Verblühte Schüsse und der Wald (2023)
15 x 10cm
35mm schwarz-weiß Foto
Pigment Print Laserdruck
Flowering Shots and the Forest (2023)
Withering Shots and the Forest is an analogue photo series consisting of a sequence of sixteen images. They document an inner and outer struggle, represented by the naked body in the storm and cold. Often women, girls and other femininely read people are associated with inwardly directed emotions. They are suggested to have to negotiate their feelings with themselves so that they make it as comfortable as possible for their (male) environment to deal with them. The series deals with the frustration that arises from this situation.

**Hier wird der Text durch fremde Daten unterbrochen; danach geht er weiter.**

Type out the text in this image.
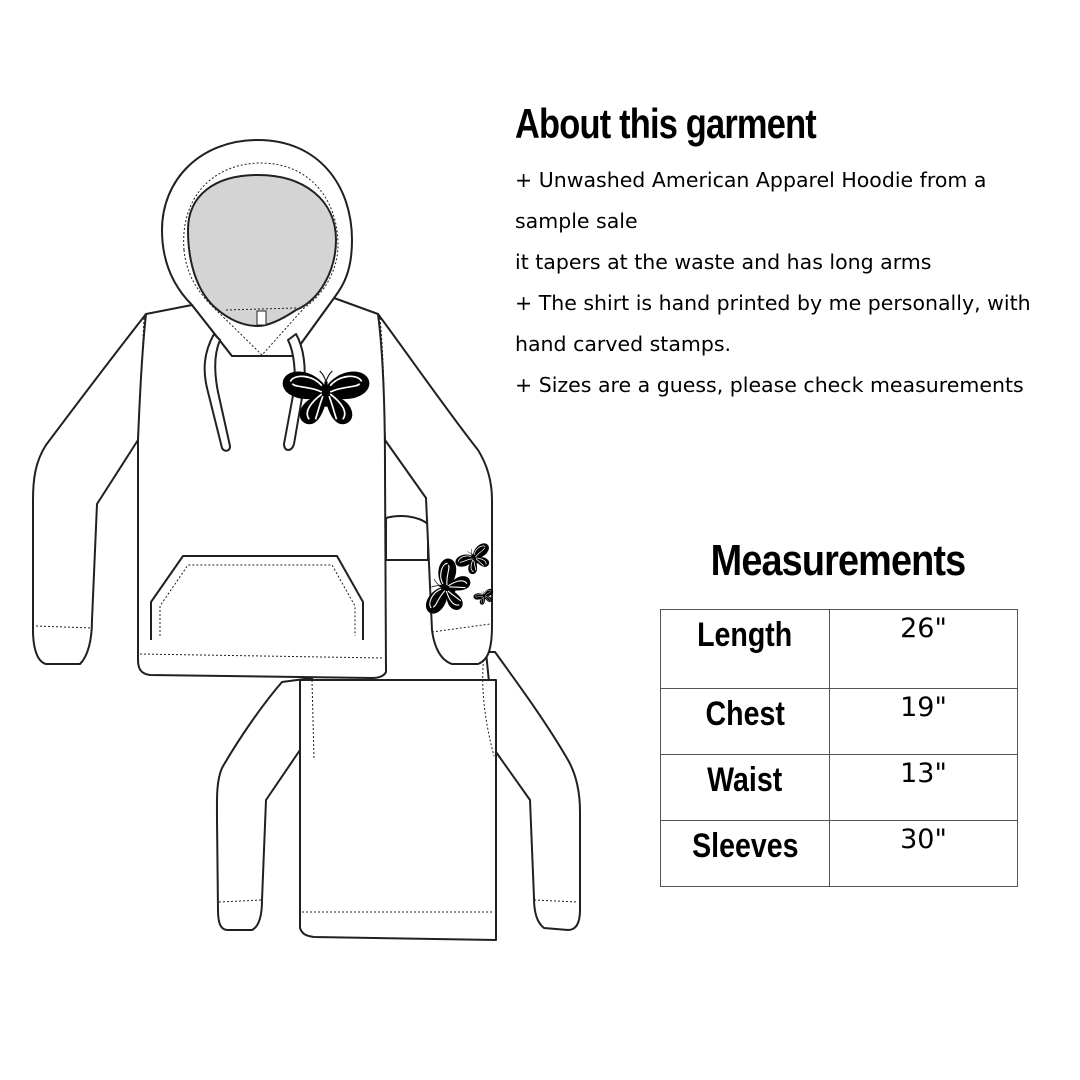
About this garment
+ Unwashed American Apparel Hoodie from a
sample sale
it tapers at the waste and has long arms
+ The shirt is hand printed by me personally, with
hand carved stamps.
+ Sizes are a guess, please check measurements
Measurements
Length	26"
Chest	19"
Waist	13"
Sleeves	30"
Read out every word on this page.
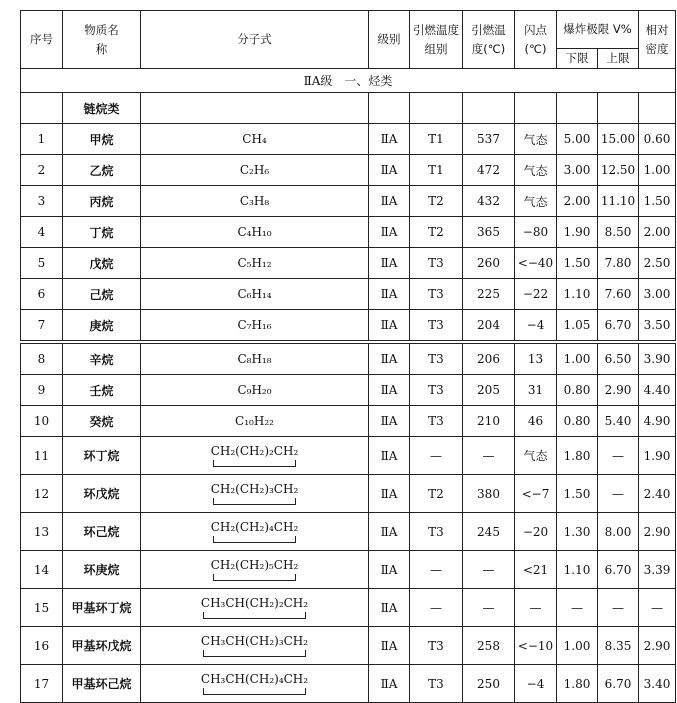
序号	物质名称	分子式	级别	引燃温度组别	引燃温度(℃)	闪点(℃)	爆炸极限 V%		相对密度
							下限	上限	
ⅡA级　一、烃类									
	链烷类								
1	甲烷	CH₄	ⅡA	T1	537	气态	5.00	15.00	0.60
2	乙烷	C₂H₆	ⅡA	T1	472	气态	3.00	12.50	1.00
3	丙烷	C₃H₈	ⅡA	T2	432	气态	2.00	11.10	1.50
4	丁烷	C₄H₁₀	ⅡA	T2	365	−80	1.90	8.50	2.00
5	戊烷	C₅H₁₂	ⅡA	T3	260	<−40	1.50	7.80	2.50
6	己烷	C₆H₁₄	ⅡA	T3	225	−22	1.10	7.60	3.00
7	庚烷	C₇H₁₆	ⅡA	T3	204	−4	1.05	6.70	3.50

8	辛烷	C₈H₁₈	ⅡA	T3	206	13	1.00	6.50	3.90
9	壬烷	C₉H₂₀	ⅡA	T3	205	31	0.80	2.90	4.40
10	癸烷	C₁₀H₂₂	ⅡA	T3	210	46	0.80	5.40	4.90
11	环丁烷	CH₂(CH₂)₂CH₂	ⅡA	—	—	气态	1.80	—	1.90
12	环戊烷	CH₂(CH₂)₃CH₂	ⅡA	T2	380	<−7	1.50	—	2.40
13	环己烷	CH₂(CH₂)₄CH₂	ⅡA	T3	245	−20	1.30	8.00	2.90
14	环庚烷	CH₂(CH₂)₅CH₂	ⅡA	—	—	<21	1.10	6.70	3.39
15	甲基环丁烷	CH₃CH(CH₂)₂CH₂	ⅡA	—	—	—	—	—	—
16	甲基环戊烷	CH₃CH(CH₂)₃CH₂	ⅡA	T3	258	<−10	1.00	8.35	2.90
17	甲基环己烷	CH₃CH(CH₂)₄CH₂	ⅡA	T3	250	−4	1.80	6.70	3.40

It is about having "enough" of having to put up with everything silently. It is about the resulting fighting spirit, the will to change and the desire to be treated as equals and respected. Despite all the obstacles of the environment, the snow, the raging wind and the cold on the skin, the flame burns in the bouquet of dry bushes and flowers that otherwise symbolise a lovely femininity. In a constant state of flux, the sequence shows a beautiful woman at rest, raw, unposed pain or a triumphant fighter, staged like a heroic epic.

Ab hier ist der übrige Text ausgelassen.